On Monday, Colgate hosted 1998 Nobel Peace Prize Laureate David Trimble for a lecture and dinner conversation with members of the Student Lecture Forum.

During dinner with the distinguished politician, students had the opportunity to engage Trimble in conversation and listen as he vividly illustrated the precariousness of the political situation that has existed in Northern Ireland throughout most of his 30-year career.

“It was fascinating getting to hear the inside view of what doesn’t usually come across as politically significant but that actually speaks directly to the experience of working politics in Northern Ireland – like the paramilitary organizations that threaten politicians who speak against their goals,” senior Director of Student Lecture Forum Pat Kabat said. “He told us of how colleagues of his would sit during meetings pointing pistols at doors underneath the table because they had been told that an assassination attempt had been planned for that afternoon.”

This atmosphere of hostility and mutual distrust made the signing of the Good Friday Agreement, for which Trimble won his Nobel Peace prize, even more significant.

For the first time in history, four major parties in Northern Ireland – Trimble’s Ulster Unionist Party; the party of his fellow recipient of the 1998 peace award, John Humes, the Social Democratic Labor Party; Sinn Fein and the Democratic Unionist Party – along with 13 minor parties and the governments of the Republic of Ireland and Great Britain met together in the interest of establishing a path towards peace.

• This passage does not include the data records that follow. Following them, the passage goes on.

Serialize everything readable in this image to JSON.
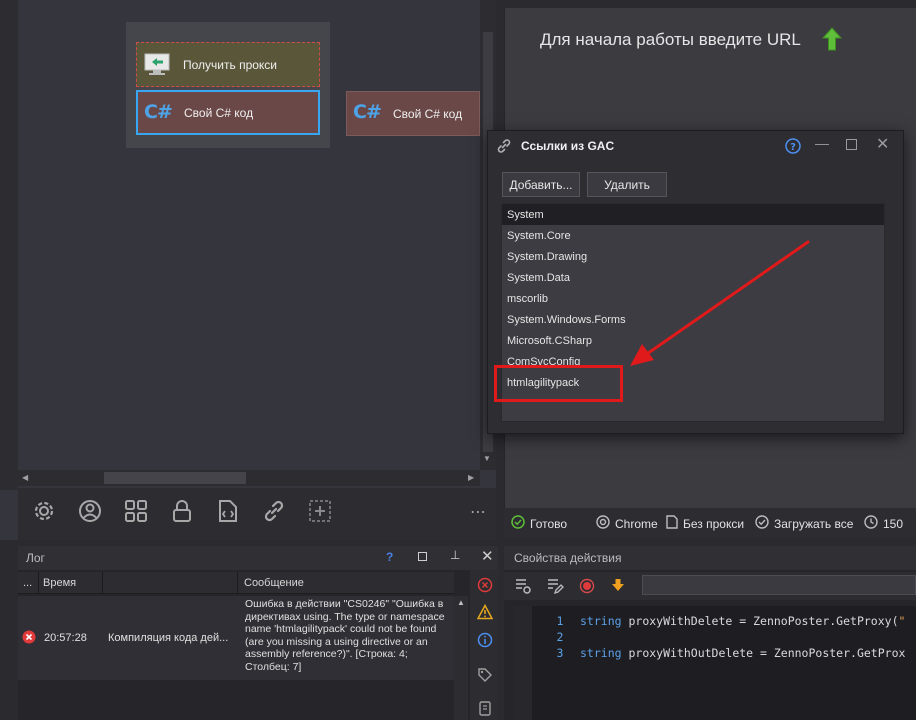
{
  "canvas": {
    "nodes": [
      {
        "label": "Получить прокси"
      },
      {
        "label": "Свой C# код"
      },
      {
        "label": "Свой C# код"
      }
    ],
    "cs_glyph": "C#"
  },
  "toolbar": {
    "icons": [
      "gear-icon",
      "user-icon",
      "grid-icon",
      "lock-icon",
      "file-code-icon",
      "link-icon",
      "add-box-icon"
    ],
    "more": "⋯"
  },
  "browser": {
    "hint": "Для начала работы введите URL",
    "status": {
      "ready": "Готово",
      "browser": "Chrome",
      "proxy": "Без прокси",
      "load": "Загружать все",
      "timer": "150"
    }
  },
  "gac_dialog": {
    "title": "Ссылки из GAC",
    "add_label": "Добавить...",
    "delete_label": "Удалить",
    "items": [
      "System",
      "System.Core",
      "System.Drawing",
      "System.Data",
      "mscorlib",
      "System.Windows.Forms",
      "Microsoft.CSharp",
      "ComSvcConfig",
      "htmlagilitypack"
    ]
  },
  "log": {
    "title": "Лог",
    "help": "?",
    "columns": {
      "dots": "...",
      "time": "Время",
      "message": "Сообщение"
    },
    "rows": [
      {
        "time": "20:57:28",
        "action": "Компиляция кода дей...",
        "message": "Ошибка в действии \"CS0246\" \"Ошибка в директивах using. The type or namespace name 'htmlagilitypack' could not be found (are you missing a using directive or an assembly reference?)\". [Строка: 4; Столбец: 7]"
      }
    ]
  },
  "properties": {
    "title": "Свойства действия",
    "code": [
      {
        "num": "1",
        "kw": "string",
        "text": " proxyWithDelete = ZennoPoster.GetProxy(",
        "str": "\""
      },
      {
        "num": "2",
        "kw": "",
        "text": "",
        "str": ""
      },
      {
        "num": "3",
        "kw": "string",
        "text": " proxyWithOutDelete = ZennoPoster.GetProx",
        "str": ""
      }
    ]
  },
  "colors": {
    "accent": "#38a6f0",
    "error": "#e01a1a",
    "arrow": "#5fbf3a"
  }
}
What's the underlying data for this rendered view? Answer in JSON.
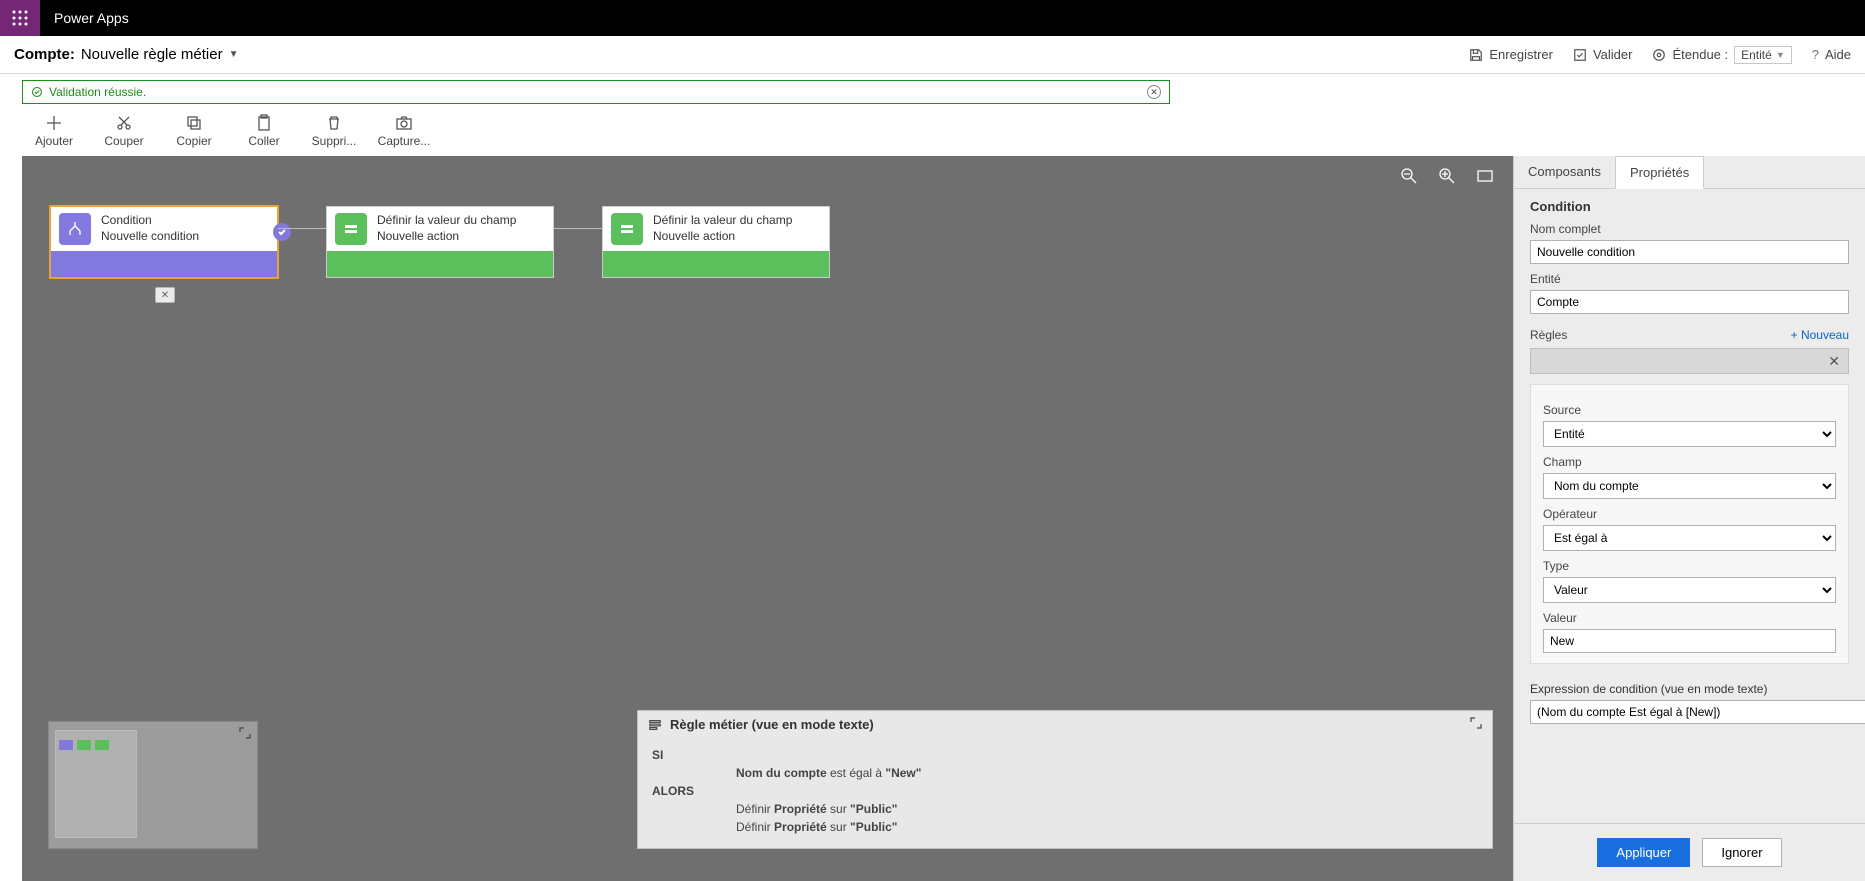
{
  "app_title": "Power Apps",
  "breadcrumb": {
    "prefix": "Compte:",
    "title": "Nouvelle règle métier"
  },
  "top_actions": {
    "save": "Enregistrer",
    "validate": "Valider",
    "scope": "Étendue :",
    "scope_value": "Entité",
    "help": "Aide"
  },
  "banner": "Validation réussie.",
  "toolbar": [
    {
      "id": "add",
      "label": "Ajouter"
    },
    {
      "id": "cut",
      "label": "Couper"
    },
    {
      "id": "copy",
      "label": "Copier"
    },
    {
      "id": "paste",
      "label": "Coller"
    },
    {
      "id": "delete",
      "label": "Suppri..."
    },
    {
      "id": "snapshot",
      "label": "Capture..."
    }
  ],
  "nodes": {
    "condition": {
      "title": "Condition",
      "sub": "Nouvelle condition"
    },
    "action1": {
      "title": "Définir la valeur du champ",
      "sub": "Nouvelle action"
    },
    "action2": {
      "title": "Définir la valeur du champ",
      "sub": "Nouvelle action"
    }
  },
  "textview": {
    "title": "Règle métier (vue en mode texte)",
    "if": "SI",
    "then": "ALORS",
    "if_line": "Nom du compte est égal à \"New\"",
    "then_1": "Définir Propriété sur \"Public\"",
    "then_2": "Définir Propriété sur \"Public\""
  },
  "tabs": {
    "components": "Composants",
    "properties": "Propriétés"
  },
  "props": {
    "title": "Condition",
    "display_name_label": "Nom complet",
    "display_name": "Nouvelle condition",
    "entity_label": "Entité",
    "entity": "Compte",
    "rules_label": "Règles",
    "new": "+ Nouveau",
    "source_label": "Source",
    "source": "Entité",
    "field_label": "Champ",
    "field": "Nom du compte",
    "operator_label": "Opérateur",
    "operator": "Est égal à",
    "type_label": "Type",
    "type": "Valeur",
    "value_label": "Valeur",
    "value": "New",
    "expr_label": "Expression de condition (vue en mode texte)",
    "expr": "(Nom du compte Est égal à [New])",
    "apply": "Appliquer",
    "discard": "Ignorer"
  }
}
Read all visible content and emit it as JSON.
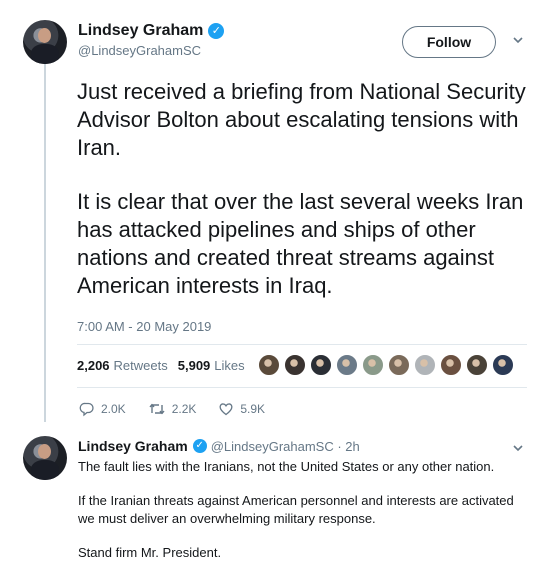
{
  "tweet": {
    "author_name": "Lindsey Graham",
    "handle": "@LindseyGrahamSC",
    "follow_label": "Follow",
    "paragraphs": [
      "Just received a briefing from National Security Advisor Bolton about escalating tensions with Iran.",
      "It is clear that over the last several weeks Iran has attacked pipelines and ships of other nations and created threat streams against American interests in Iraq."
    ],
    "timestamp": "7:00 AM - 20 May 2019",
    "retweets_count": "2,206",
    "retweets_label": "Retweets",
    "likes_count": "5,909",
    "likes_label": "Likes",
    "reply_count": "2.0K",
    "retweet_action_count": "2.2K",
    "like_action_count": "5.9K"
  },
  "likers": [
    "#5a4a3a",
    "#3a3330",
    "#2a2e35",
    "#6b7a88",
    "#8a9a8a",
    "#7a6a5a",
    "#b0b4b8",
    "#6a5040",
    "#4a4238",
    "#2b3a55"
  ],
  "reply": {
    "author_name": "Lindsey Graham",
    "handle_time": "@LindseyGrahamSC · 2h",
    "paragraphs": [
      "The fault lies with the Iranians, not the United States or any other nation.",
      "If the Iranian threats against American personnel and interests are activated we must deliver an overwhelming military response.",
      "Stand firm Mr. President."
    ]
  },
  "colors": {
    "accent": "#1da1f2",
    "muted": "#657786",
    "border": "#e1e8ed"
  },
  "icons": [
    "verified-badge-icon",
    "chevron-down-icon",
    "reply-icon",
    "retweet-icon",
    "like-icon"
  ]
}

In Trimble’s lecture, Colgate students heard a version of the conflict in the Northern Ireland that diverged from the canonical religious interpretation.

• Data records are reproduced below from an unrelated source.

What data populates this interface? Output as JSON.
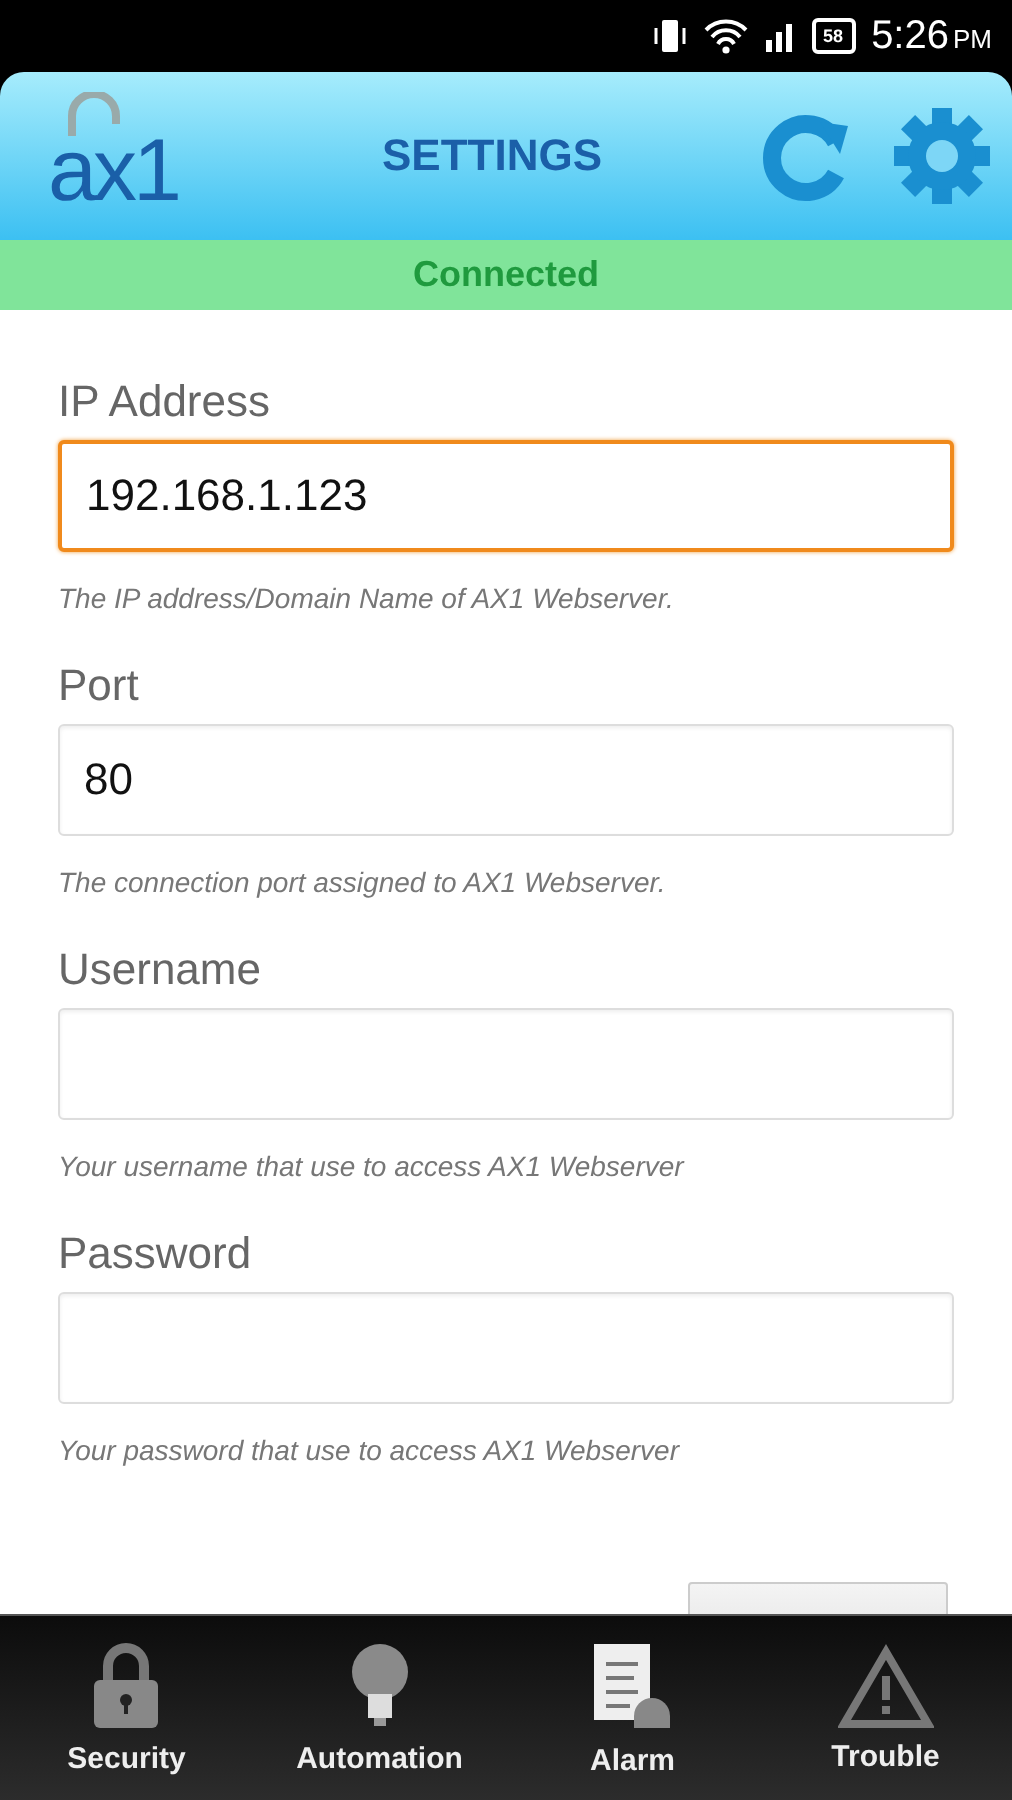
{
  "status_bar": {
    "battery": "58",
    "time": "5:26",
    "ampm": "PM"
  },
  "header": {
    "logo": "ax1",
    "title": "SETTINGS"
  },
  "connection": {
    "text": "Connected"
  },
  "fields": [
    {
      "label": "IP Address",
      "value": "192.168.1.123",
      "focused": true,
      "help": "The IP address/Domain Name of AX1 Webserver."
    },
    {
      "label": "Port",
      "value": "80",
      "focused": false,
      "help": "The connection port assigned to AX1 Webserver."
    },
    {
      "label": "Username",
      "focused": false,
      "help": "Your username that use to access AX1 Webserver"
    },
    {
      "label": "Password",
      "focused": false,
      "help": "Your password that use to access AX1 Webserver"
    }
  ],
  "tabs": [
    {
      "label": "Security",
      "kind": "lock"
    },
    {
      "label": "Automation",
      "kind": "bulb"
    },
    {
      "label": "Alarm",
      "kind": "alarm"
    },
    {
      "label": "Trouble",
      "kind": "warning"
    }
  ]
}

“The most fascinating thing to me about his lecture was that he reframed the conflict from how I’ve usually heard it told,” Kabat said. “He presented it not as a religiously motivated, fundamentalist issue; the point was that it had moved beyond that and it was now strictly a political game.”

From Trimble’s perspective, the matter had more to do with interconnected national and socio-economic issues.

“Religion is a useful marker for a people’s political views, but it isn’t always the case that religion and politics always coincide,” he said. “The larger issue is not about religion, per se. It is what I will call a national problem and the question of ‘to which state will this territory belong?’ The other issue is socio-economic and has to do with the questions of relative advantage or disadvantage, and the extent to which a people were incorporated or excluded from society.”

Trimble also addressed the issue of the paramilitary organizations that had taken advantage of the civil disorder of the 1970s to rise to power, particularly the provisional Irish Republican Army. Its complete disarmament as stipulated in the agreement has been undertaken recently, but in a secrecy that has served to create little public confidence.

Trimble emphasized the need to ameliorate socio-economic problems so as to not leave them for terrorists to exploit, as well as the success that localization of security and infiltration personnel has yielded in foiling terrorist plots. He also warned against the dangers of making parallels to such situations as those in North Africa and the Middle East, each of which has its own unique history.

In assessing the current situation in Northern Ireland, Trimble stated that the two sides seem to be at a political impasse – but that the situation is stable.

“Though we may be stuck politically, the situation on the ground is vastly different than it was 10 years ago,” he said. “There has been an increase in the quality of life and economic prosperity. People can go where they wish without having to be constantly looking over their shoulders. There has been a decline in paramilitary violence. Their campaigns have failed; the people see a better life.”